NATO’s announcement that it would remain until a transfer to Afghan forces in 2014 has also convinced people that it will not withdraw quickly, he said.
“The Americans are more serious, and another thing that made people hopeful was when they said they would stay until 2014,” the Taliban commander said. “That has made people change their minds.”
That shift in support could hamper Taliban operations, said one landowner, a former guerrilla fighter who has Taliban contacts. “It will hurt the leadership because they will not have people to work for them in the area,” he said.
The Taliban leadership was so concerned that it held a meeting recently to discuss how to counter the American-led offensive and regain key districts around the city of Kandahar, the Taliban member said. They appointed a new commander, Maulavi Sattar, to oversee the winter campaign in Kandahar and are pressing fighters to stall expansion of coalition and government forces in the province, and prevent recruitment of local police officers in the districts.

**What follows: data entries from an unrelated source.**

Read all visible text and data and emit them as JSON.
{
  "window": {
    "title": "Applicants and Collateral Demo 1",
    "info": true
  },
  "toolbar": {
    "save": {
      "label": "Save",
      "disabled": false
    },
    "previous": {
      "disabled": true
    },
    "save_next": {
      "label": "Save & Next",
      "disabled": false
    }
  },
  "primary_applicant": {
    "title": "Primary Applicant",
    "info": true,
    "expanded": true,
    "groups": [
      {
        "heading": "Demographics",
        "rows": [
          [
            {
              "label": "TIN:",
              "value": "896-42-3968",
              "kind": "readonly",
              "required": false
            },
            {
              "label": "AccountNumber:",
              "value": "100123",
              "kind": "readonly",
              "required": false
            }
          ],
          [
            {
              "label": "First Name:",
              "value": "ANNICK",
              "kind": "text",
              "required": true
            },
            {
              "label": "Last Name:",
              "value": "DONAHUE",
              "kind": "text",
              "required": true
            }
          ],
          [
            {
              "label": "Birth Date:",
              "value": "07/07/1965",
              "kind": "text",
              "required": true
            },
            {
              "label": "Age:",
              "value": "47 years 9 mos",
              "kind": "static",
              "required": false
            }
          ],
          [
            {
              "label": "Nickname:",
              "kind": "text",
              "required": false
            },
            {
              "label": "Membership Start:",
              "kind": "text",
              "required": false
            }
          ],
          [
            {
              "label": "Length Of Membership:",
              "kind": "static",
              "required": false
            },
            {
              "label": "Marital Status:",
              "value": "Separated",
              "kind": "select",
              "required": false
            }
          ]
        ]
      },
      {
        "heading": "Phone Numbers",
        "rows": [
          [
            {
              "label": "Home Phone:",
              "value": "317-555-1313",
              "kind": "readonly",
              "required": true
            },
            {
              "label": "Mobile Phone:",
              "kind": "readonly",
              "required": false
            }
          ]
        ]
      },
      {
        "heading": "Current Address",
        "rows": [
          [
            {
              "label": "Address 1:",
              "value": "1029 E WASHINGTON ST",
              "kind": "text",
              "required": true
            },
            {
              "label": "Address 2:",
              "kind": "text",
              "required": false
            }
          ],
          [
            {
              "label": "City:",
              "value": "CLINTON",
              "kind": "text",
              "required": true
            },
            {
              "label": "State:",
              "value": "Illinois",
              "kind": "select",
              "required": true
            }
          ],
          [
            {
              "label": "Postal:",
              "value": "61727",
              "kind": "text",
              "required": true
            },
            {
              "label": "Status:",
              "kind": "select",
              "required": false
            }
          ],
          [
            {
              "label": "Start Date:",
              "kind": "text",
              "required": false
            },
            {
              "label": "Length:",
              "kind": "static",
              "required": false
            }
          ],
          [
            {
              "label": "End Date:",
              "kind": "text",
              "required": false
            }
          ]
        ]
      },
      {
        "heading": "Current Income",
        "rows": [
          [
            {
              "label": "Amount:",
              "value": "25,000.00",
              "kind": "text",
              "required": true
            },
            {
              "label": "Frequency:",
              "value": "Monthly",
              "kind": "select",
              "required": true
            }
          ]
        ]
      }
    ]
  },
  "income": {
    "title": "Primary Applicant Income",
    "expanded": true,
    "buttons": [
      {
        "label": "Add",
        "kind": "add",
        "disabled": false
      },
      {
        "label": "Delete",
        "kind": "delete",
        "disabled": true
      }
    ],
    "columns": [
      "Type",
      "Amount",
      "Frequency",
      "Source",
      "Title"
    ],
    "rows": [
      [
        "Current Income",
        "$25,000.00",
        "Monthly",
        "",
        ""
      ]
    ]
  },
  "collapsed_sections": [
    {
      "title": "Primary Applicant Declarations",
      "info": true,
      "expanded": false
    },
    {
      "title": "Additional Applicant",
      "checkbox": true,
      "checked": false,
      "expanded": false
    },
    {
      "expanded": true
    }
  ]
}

Nevertheless the Taliban fighters were losing heart and showing signs of division, said the Taliban commander, who has been sheltering in Kandahar city since the insurgents were routed from his district in October.
He said he traveled recently to the Pakistani border town of Chaman and met three Taliban commanders there. But when he asked when they were coming back to Kandahar, they said they were reluctant to return and feared they would be killed. “They said they feared our own men, that other Taliban might betray them,” he said.
The Afghan living in Quetta said that Taliban commanders he knew were trying to recruit and pay others to fight while holding themselves back. “One threw me 50,000 Pakistani rupees and said, ‘If you have anyone who can go and fight, take them and go and fight,’ ” he said. “When they threw me the money, they said, ‘If you don’t want to go and fight, could you find some recruits for the spring?’ ”
The Taliban leaders and commanders will certainly not give up, Afghans familiar with them said. Some of them have moved to Pakistan and will rest up until the spring. Others have shifted to more remote areas, where the coalition and government presence is not as strong.
“The Taliban will come back in the spring, but most people predict that they will not come with the force of previous years because they have been hit very hard and they keep being hit,” the landowner from Kandahar said.
“And if the Americans stay, the Taliban commanders will never come back,” he said.